For my midseason tryout. Berg had assembled Glenn Thomas, the executive director of the San Francisco March of Dimes; Bill Lynch, a Coca-Cola executive; and Mike Olmstead, a pompon-routine teacher and sometime composer.

Prospective Nuggets, who must be at least 21, fill out an application that includes "Describe yourself in three words," and "What kind of animal best describes your personality?" I conveniently managed to lose my application between the hospital and rehearsal. Applicants are allowed a cocktail or two while they are being interviewed.
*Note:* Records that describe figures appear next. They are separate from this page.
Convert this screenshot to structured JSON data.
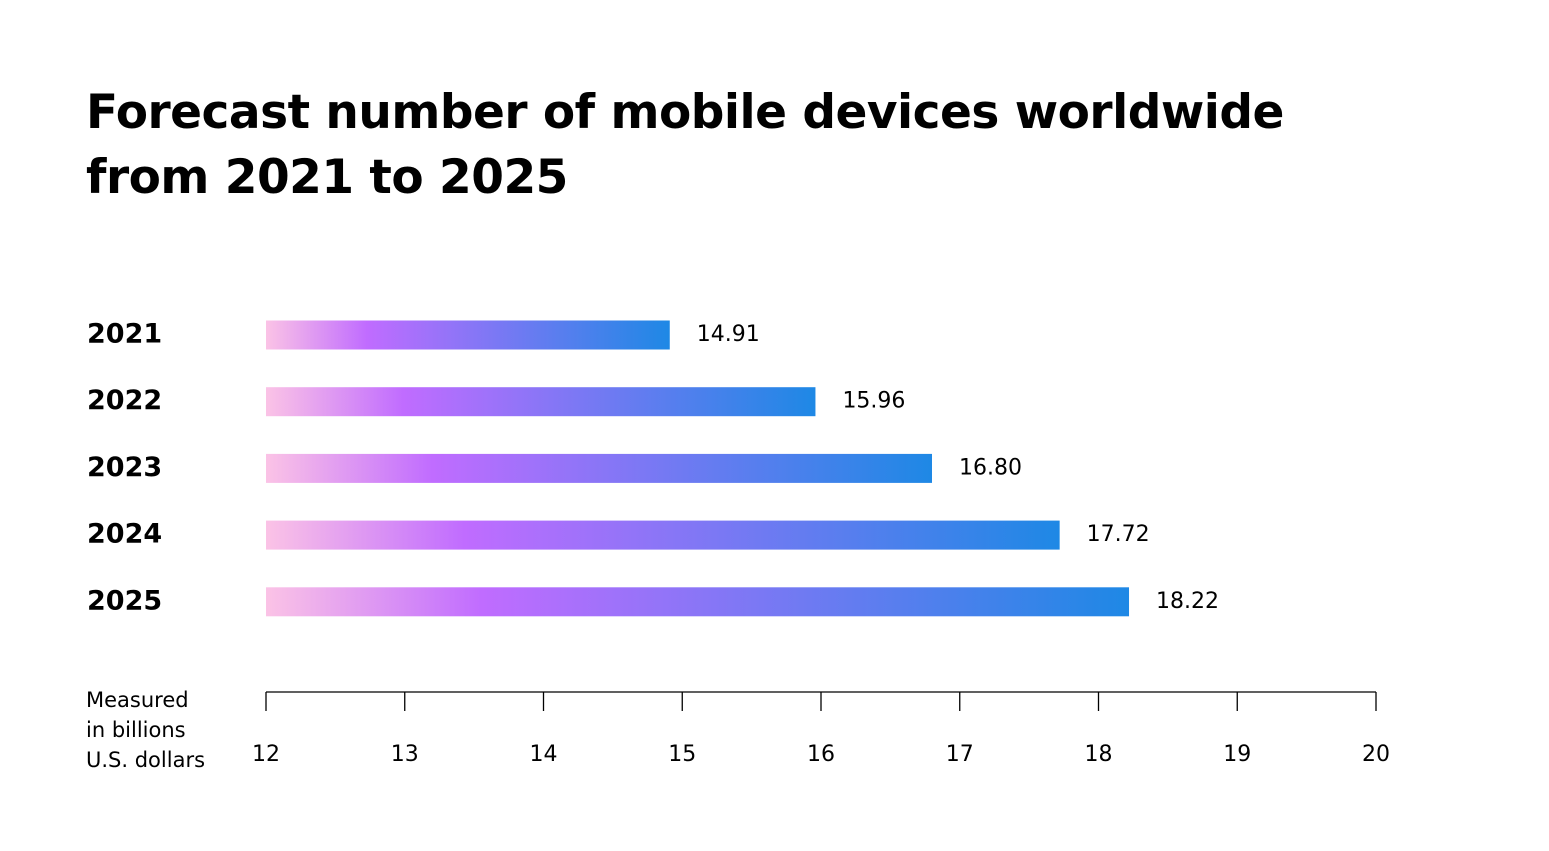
{
  "chart_data": {
    "type": "bar",
    "orientation": "horizontal",
    "title": [
      "Forecast number of mobile devices worldwide",
      "from 2021 to 2025"
    ],
    "unit_label": [
      "Measured",
      "in billions",
      "U.S. dollars"
    ],
    "categories": [
      "2021",
      "2022",
      "2023",
      "2024",
      "2025"
    ],
    "values": [
      14.91,
      15.96,
      16.8,
      17.72,
      18.22
    ],
    "value_labels": [
      "14.91",
      "15.96",
      "16.80",
      "17.72",
      "18.22"
    ],
    "xlim": [
      12,
      20
    ],
    "xticks": [
      "12",
      "13",
      "14",
      "15",
      "16",
      "17",
      "18",
      "19",
      "20"
    ],
    "grid": false,
    "legend": "none",
    "bar_gradient": [
      "#fbc3e6",
      "#c06cff",
      "#1e88e5"
    ]
  }
}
The drinks supposedly put them in the right frame of mind for the remaining two-thirds of the tryout: singing two solos and doing a simple dance routine.

All I got was more California chablis as my judges asked, "What would you do if a married player asked you to dance at a team party and his wife was there?"

"Smile and say 'No thanks.' "

"What if a single player asked to take you home?"

"I'd let him."

"Do you realize that if there were any conflict between you and a player's wife, the organization would automatically side with the wife?"